Diesen Anforderungen genügt der allgemeine (und im Hinblick auf das Schriftformerfordernis von Entschuldigungsgründen auch unzutreffende) Hinweis auf die Möglichkeit einer Verfahrenseinstellung in der Belehrung für Erstantragsteller über Mitwirkungspflichten und Allgemeine Verfahrenshinweise nicht. Dabei kann dahinstehen, ob eine Belehrung überhaupt in diesem frühen Stadium des Asylverfahrens, wenn auch gegen Empfangsbestätigung, ausreichend ist (anders VG München, B. v. 8.3.2017 – M 21 S. 16.32737 – juris), denn jedenfalls darf die Belehrung nicht in Teilen fehlerhaft und damit irreführend sein. In diesem Fall wird die Belehrung insgesamt fehlerhaft (vgl. hierzu BVerwG, U. v. 13.12.1978 – 6 C 77.78 -, juris, Rn. 23). So liegt der Fall aber hier. Das Bundesamt verweist auf die Möglichkeit der Verfahrenseinstellung bzw. der Entscheidung ohne persönliche Anhörung in dem Fall, dass der Antragsteller nicht vor dem Termin schriftlich seine Verhinderung anzeigt. Dass das Asylgesetz in § 33 Abs. 2 Satz 2 aber eine Widerlegung der Vermutung auch dann vorsieht, wenn der Ausländer unverzüglich, also nach dem versäumten Anhörungstermin, nachweist, dass das Versäumnis auf Umstände zurückzuführen war, auf die er keinen Einfluss hatte, erwähnt die Belehrung nicht. Auch aus dem beigefügten Gesetzestext lässt sich dies nicht entnehmen, da die Vorschrift des § 33 Abs. 2 AsylG gerade nicht abgedruckt worden ist.
Die Belehrung zu § 33 AsylG in der Ladung zur Anhörung, die insoweit zutreffend ist, ist schließlich ausschließlich in deutscher Sprache erfolgt und dem Antragsteller im Übrigen nicht gegen Empfangsbestätigung übermittelt worden. Die Zustellungsfiktion der Ladung nach § 10 Abs. 2 AsylG ersetzt die für die Belehrung erforderliche tatsächlich erforderliche und durch Empfangsbestätigung nachzuweisende Kenntnis des Antragstellers über die Belehrung nicht.

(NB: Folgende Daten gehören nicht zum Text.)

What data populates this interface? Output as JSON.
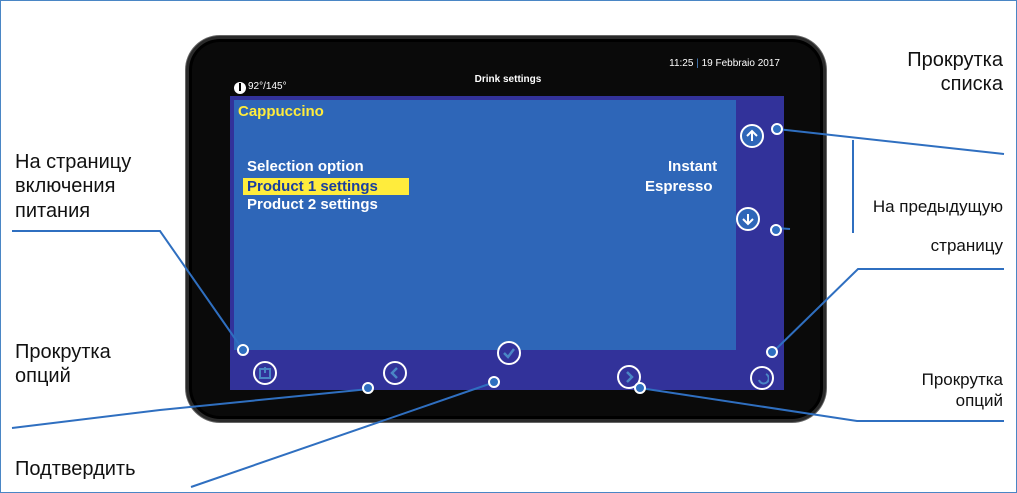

Nachdem sich die angefochtene Entscheidung über die Einstellung des Verfahrens schon bei summarischer Prüfung als offensichtlich rechtswidrig erweist, ist die aufschiebende Wirkung der Klage ohne weitere Prüfung anzuordnen.
Die Kostenentscheidung folgt aus § 154 Abs. 1 VwGO. Gerichtskosten werden nicht erhoben (§ 83b AsylG).
Dieser Beschluss ist unanfechtbar (§ 80 AsylG).